Charges Stand in Priest's Sex Case
By Craig Pittman
St. Petersburg Times (Florida)
November 8, 1997
A judge Friday let stand charges that a Sarasota priest tried to seduce a child using an online service, even though the "child" was actually a Clearwater police detective.
The priest's attorney had contended that without a real victim there was no crime, and that the charges violated his client's constitutional right to free speech.
But Circuit Judge Anthony Rondolino disagreed.
"I am unwilling as a trial judge to accept the idea that law enforcement officers have to offer up our children to pedophiles in order to convict them," Rondolino said. "I think it's permissible for law enforcement to use subterfuge in order to catch criminals."
However, Rondolino postponed ruling on another defense motion: that by charging the priest with two felonies stemming from his actions, the prosecution had put him at risk of double jeopardy.
Both the defense and prosecution said the facts of the case are not in dispute, only the law.
For almost a month Jeremiah Spillane, 43, a Catholic priest from Sarasota, exchanged e-mail messages about sexual practices and positions with someone he knew as Tommy, whom he had met in an America Online chat room. Tommy said he was 13.
On Feb. 10, Spillane made a date to meet Tommy in Clearwater for sex. But when Spillane showed up for the date, he discovered "Tommy" was 34-year-old Clearwater police Detective Chuck Esposito.
Esposito arrested him on charges of seducing a child via a computer and attempting a lewd and lascivious act on a child.
At the time of his arrest, Spillane was on staff at Sarasota's Church of the Incarnation and was chaplain at Cardinal Mooney High School, where he conducted a weekly Mass. After he was arrested, he was put on administrative leave.
Spillane told Esposito that he had rented a room at a bed and breakfast for a sexual encounter with "Tommy." In the room police said they found a dildo, four wrapped condoms and bottles of baby oil, lotion and scented oil.

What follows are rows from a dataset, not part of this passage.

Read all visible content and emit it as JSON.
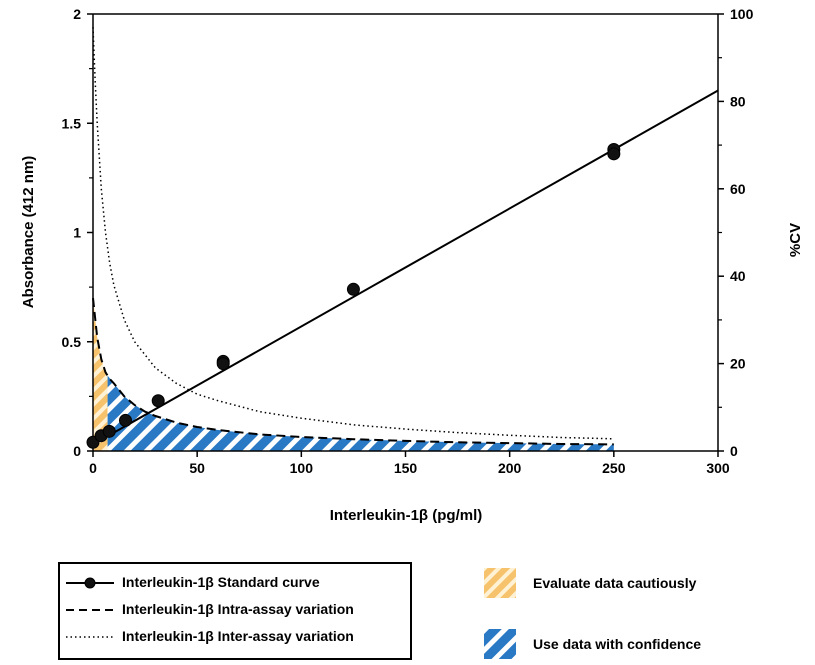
{
  "chart_data": {
    "type": "line",
    "xlabel": "Interleukin-1β (pg/ml)",
    "ylabel": "Absorbance (412 nm)",
    "y2label": "%CV",
    "xlim": [
      0,
      300
    ],
    "ylim": [
      0,
      2
    ],
    "y2lim": [
      0,
      100
    ],
    "x_ticks": [
      "0",
      "50",
      "100",
      "150",
      "200",
      "250",
      "300"
    ],
    "y_ticks": [
      "0",
      "0.5",
      "1",
      "1.5",
      "2"
    ],
    "y2_ticks": [
      "0",
      "20",
      "40",
      "60",
      "80",
      "100"
    ],
    "grid": false,
    "standard_curve": {
      "name": "Interleukin-1β Standard curve",
      "points": [
        {
          "x": 0,
          "y": 0.04
        },
        {
          "x": 3.9,
          "y": 0.07
        },
        {
          "x": 7.8,
          "y": 0.09
        },
        {
          "x": 15.6,
          "y": 0.14
        },
        {
          "x": 31.3,
          "y": 0.23
        },
        {
          "x": 62.5,
          "y": 0.41
        },
        {
          "x": 62.5,
          "y": 0.4
        },
        {
          "x": 125,
          "y": 0.74
        },
        {
          "x": 250,
          "y": 1.38
        },
        {
          "x": 250,
          "y": 1.36
        }
      ],
      "fit_line": {
        "x": [
          0,
          300
        ],
        "y": [
          0.03,
          1.65
        ]
      }
    },
    "intra_assay": {
      "name": "Interleukin-1β Intra-assay variation",
      "x": [
        0,
        2,
        4,
        6,
        8,
        10,
        15,
        20,
        25,
        30,
        40,
        50,
        60,
        80,
        100,
        125,
        150,
        175,
        200,
        225,
        250
      ],
      "cv": [
        35,
        26,
        21,
        18,
        16.5,
        15.5,
        12.5,
        10.5,
        9,
        8,
        6.5,
        5.5,
        4.8,
        3.8,
        3.2,
        2.7,
        2.3,
        2,
        1.8,
        1.6,
        1.5
      ]
    },
    "inter_assay": {
      "name": "Interleukin-1β Inter-assay variation",
      "x": [
        0,
        1,
        2,
        4,
        6,
        8,
        10,
        15,
        20,
        30,
        40,
        50,
        60,
        80,
        100,
        125,
        150,
        175,
        200,
        225,
        250
      ],
      "cv": [
        97,
        85,
        75,
        60,
        50,
        43,
        38,
        30,
        25,
        19,
        15.5,
        13,
        11.5,
        9,
        7.5,
        6,
        5,
        4.2,
        3.6,
        3.1,
        2.8
      ]
    },
    "zones": [
      {
        "label": "Evaluate data cautiously",
        "from": 0,
        "to": 7,
        "color": "#f6c26b"
      },
      {
        "label": "Use data with confidence",
        "from": 7,
        "to": 250,
        "color": "#2a79c4"
      }
    ]
  },
  "legend": {
    "standard_curve": "Interleukin-1β Standard curve",
    "intra_assay": "Interleukin-1β Intra-assay variation",
    "inter_assay": "Interleukin-1β Inter-assay variation"
  },
  "zone_legend": {
    "caution": "Evaluate data cautiously",
    "confidence": "Use data with confidence"
  }
}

At hearings two months ago and again Friday, defense attorney Joseph Ciarciaglino argued that the charges against Spillane should be tossed out because without a real child, the prosecution could not prove his client intended to do anything illegal.

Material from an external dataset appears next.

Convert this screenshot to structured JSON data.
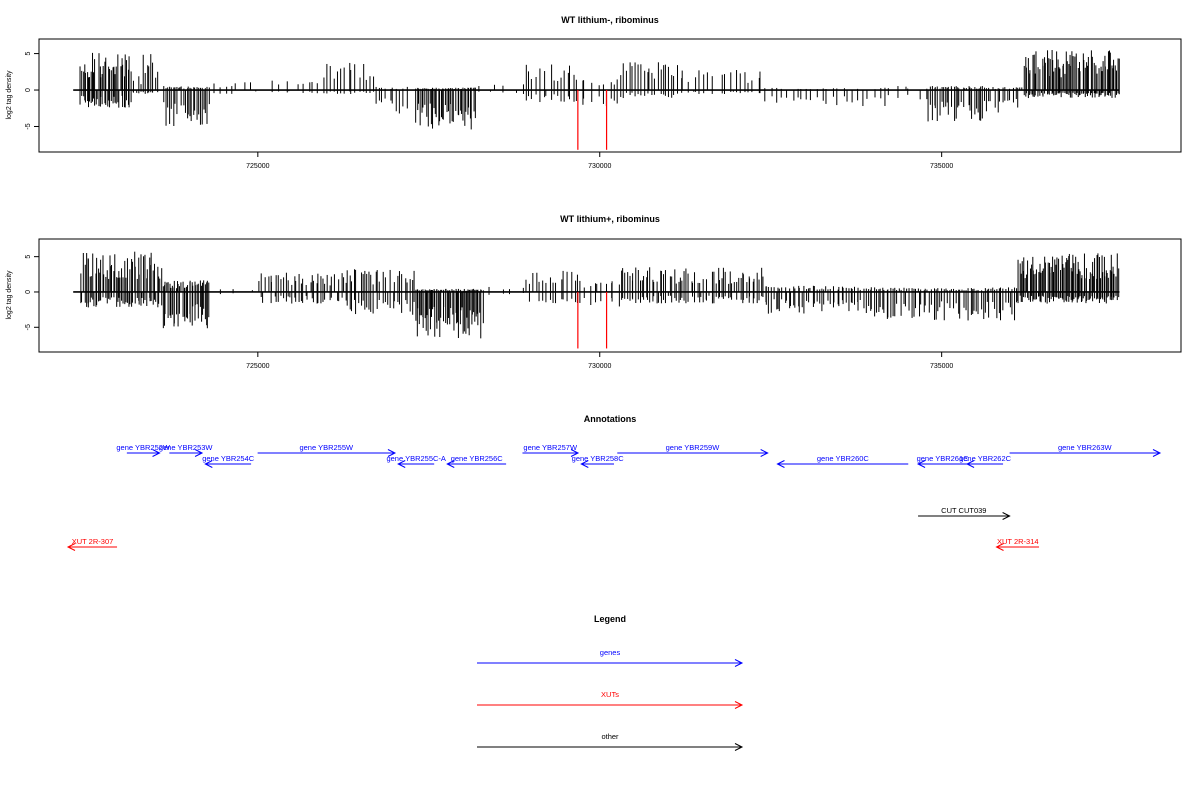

"Spillane was never given the opportunity to view the underage child and decide whether he was going to engage in lewd and lascivious conduct," he said.
Spillane's e-mails would have been legally protected speech if sent to an adult, he said.
But prosecutor Richard McKyton contended that there was a real person on the other end of the e-mail exchange, just not the one Spillane expected. Rondolino agreed with McKyton.
Ciarciaglino tried several other ways to get the charges dropped, but Rondolino shot them all down except for the double jeopardy argument.
Ciarciaglino contended that the only difference between the two charges facing his client was that one involved using a computer. But McKyton told the judge that there is another difference.
The crime of seduction via computer was complete once Spillane sent "Tommy" the e-mail messages about having sex, McKyton said. But to commit the crime of attempted lewd and lascivious act, Spillane had to get in his car and drive to Clearwater for the rendezvous, he said.
The judge said he would rule on the double jeopardy issue prior to a hearing next month. So far no trial date has been set.